Reconstrução da sociedade Kuntanawa

Os Kuntanawa são um grupo étnico que esteve à beira da extinção e que está atualmente em processo de reconstrução em todos os aspetos: língua, artes, rituais e territorialidade.

Existem iniciativas de visita e permanência em Terras Indígenas vizinhas, para reconstruir a língua dos seus povos através de outras semelhantes, especialmente a dos Huni Kuin. Os nomes indígenas também estão a ser adotados novamente, em vez de nomes de origem latina.

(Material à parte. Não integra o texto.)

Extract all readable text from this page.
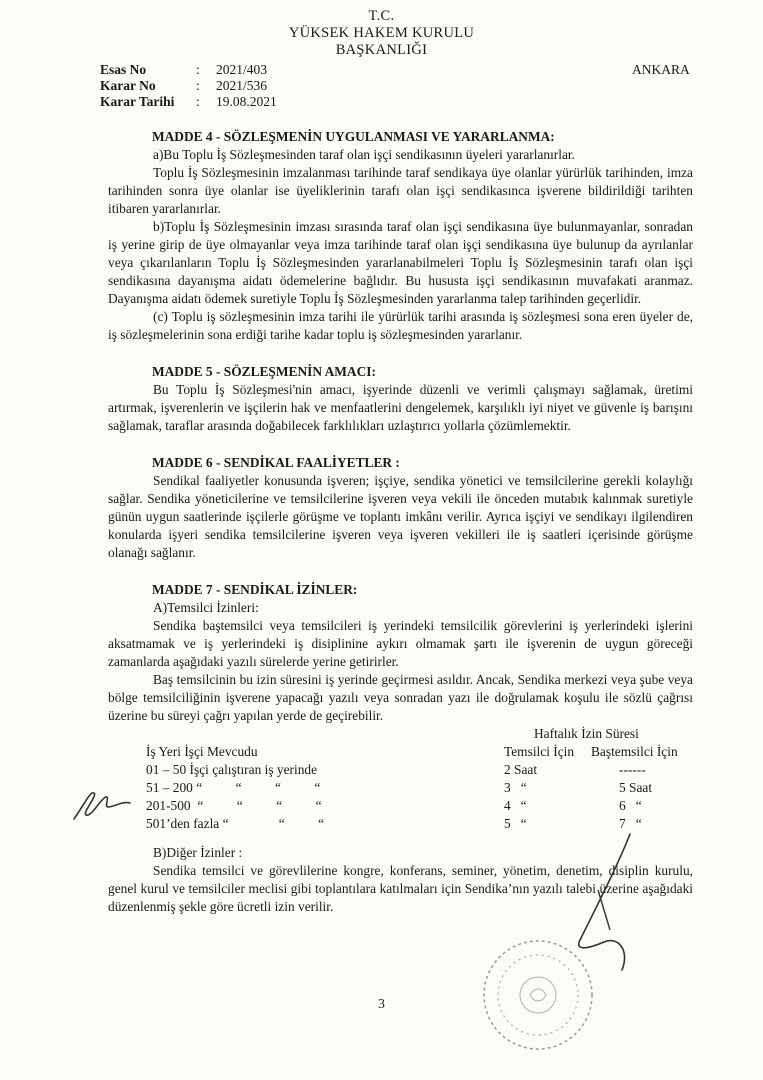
T.C.
YÜKSEK HAKEM KURULU
BAŞKANLIĞI
Esas No	:	2021/403
Karar No	:	2021/536
Karar Tarihi	:	19.08.2021
ANKARA

MADDE 4 - SÖZLEŞMENİN UYGULANMASI VE YARARLANMA:

a)Bu Toplu İş Sözleşmesinden taraf olan işçi sendikasının üyeleri yararlanırlar.

Toplu İş Sözleşmesinin imzalanması tarihinde taraf sendikaya üye olanlar yürürlük tarihinden, imza tarihinden sonra üye olanlar ise üyeliklerinin tarafı olan işçi sendikasınca işverene bildirildiği tarihten itibaren yararlanırlar.

b)Toplu İş Sözleşmesinin imzası sırasında taraf olan işçi sendikasına üye bulunmayanlar, sonradan iş yerine girip de üye olmayanlar veya imza tarihinde taraf olan işçi sendikasına üye bulunup da ayrılanlar veya çıkarılanların Toplu İş Sözleşmesinden yararlanabilmeleri Toplu İş Sözleşmesinin tarafı olan işçi sendikasına dayanışma aidatı ödemelerine bağlıdır. Bu hususta işçi sendikasının muvafakati aranmaz. Dayanışma aidatı ödemek suretiyle Toplu İş Sözleşmesinden yararlanma talep tarihinden geçerlidir.

(c) Toplu iş sözleşmesinin imza tarihi ile yürürlük tarihi arasında iş sözleşmesi sona eren üyeler de, iş sözleşmelerinin sona erdiği tarihe kadar toplu iş sözleşmesinden yararlanır.

MADDE 5 - SÖZLEŞMENİN AMACI:

Bu Toplu İş Sözleşmesi'nin amacı, işyerinde düzenli ve verimli çalışmayı sağlamak, üretimi artırmak, işverenlerin ve işçilerin hak ve menfaatlerini dengelemek, karşılıklı iyi niyet ve güvenle iş barışını sağlamak, taraflar arasında doğabilecek farklılıkları uzlaştırıcı yollarla çözümlemektir.

MADDE 6 - SENDİKAL FAALİYETLER :

Sendikal faaliyetler konusunda işveren; işçiye, sendika yönetici ve temsilcilerine gerekli kolaylığı sağlar. Sendika yöneticilerine ve temsilcilerine işveren veya vekili ile önceden mutabık kalınmak suretiyle günün uygun saatlerinde işçilerle görüşme ve toplantı imkânı verilir. Ayrıca işçiyi ve sendikayı ilgilendiren konularda işyeri sendika temsilcilerine işveren veya işveren vekilleri ile iş saatleri içerisinde görüşme olanağı sağlanır.

MADDE 7 - SENDİKAL İZİNLER:

A)Temsilci İzinleri:

Sendika baştemsilci veya temsilcileri iş yerindeki temsilcilik görevlerini iş yerlerindeki işlerini aksatmamak ve iş yerlerindeki iş disiplinine aykırı olmamak şartı ile işverenin de uygun göreceği zamanlarda aşağıdaki yazılı sürelerde yerine getirirler.

Baş temsilcinin bu izin süresini iş yerinde geçirmesi asıldır. Ancak, Sendika merkezi veya şube veya bölge temsilciliğinin işverene yapacağı yazılı veya sonradan yazı ile doğrulamak koşulu ile sözlü çağrısı üzerine bu süreyi çağrı yapılan yerde de geçirebilir.

	Haftalık İzin Süresi	
İş Yeri İşçi Mevcudu	Temsilci İçin	Baştemsilci İçin
01 – 50 İşçi çalıştıran iş yerinde	2 Saat	------
51 – 200 “          “          “          “	3   “	5 Saat
201-500  “          “          “          “	4   “	6   “
501’den fazla “               “          “	5   “	7   “

B)Diğer İzinler :

Sendika temsilci ve görevlilerine kongre, konferans, seminer, yönetim, denetim, disiplin kurulu, genel kurul ve temsilciler meclisi gibi toplantılara katılmaları için Sendika’nın yazılı talebi üzerine aşağıdaki düzenlenmiş şekle göre ücretli izin verilir.

3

Da mesma forma, são retomados os ofícios já desempenhados por Doña Mariana e os existentes nas Terras Indígenas vizinhas. Resgatam também a pintura, através de experiências com a ayahuasca e das histórias da Dona Regina, ainda vivas na memória da Dona Mariana.

Existem planos para uma grande migração, com o objetivo de reunir todos os descendentes de Milton e Doña Mariana, e algumas cidades já começam a ser estabelecidas.

Em 2008, foram premiados pelo Xicão Cultura (governo do Acre), pelas canções compostas por alguns jovens Kuntanawa. O mesmo grupo, liderado pelo neto de Milton, Haru, acumulou material em vídeo e está a produzir um filme sobre os Kuntanawa.

Nas palavras de Haru Kuntanawa: “Trabalharemos incansavelmente para defender os direitos do nosso povo e garantir a sustentabilidade da floresta para as gerações futuras.

Educaremos e capacitaremos as nossas comunidades para compreenderem a importância da floresta e participarem na sua proteção e preservação. Continuaremos também a colaborar com organizações locais e internacionais para promover o desenvolvimento sustentável e aumentar a consciencialização sobre a importância da floresta da Amazónia.”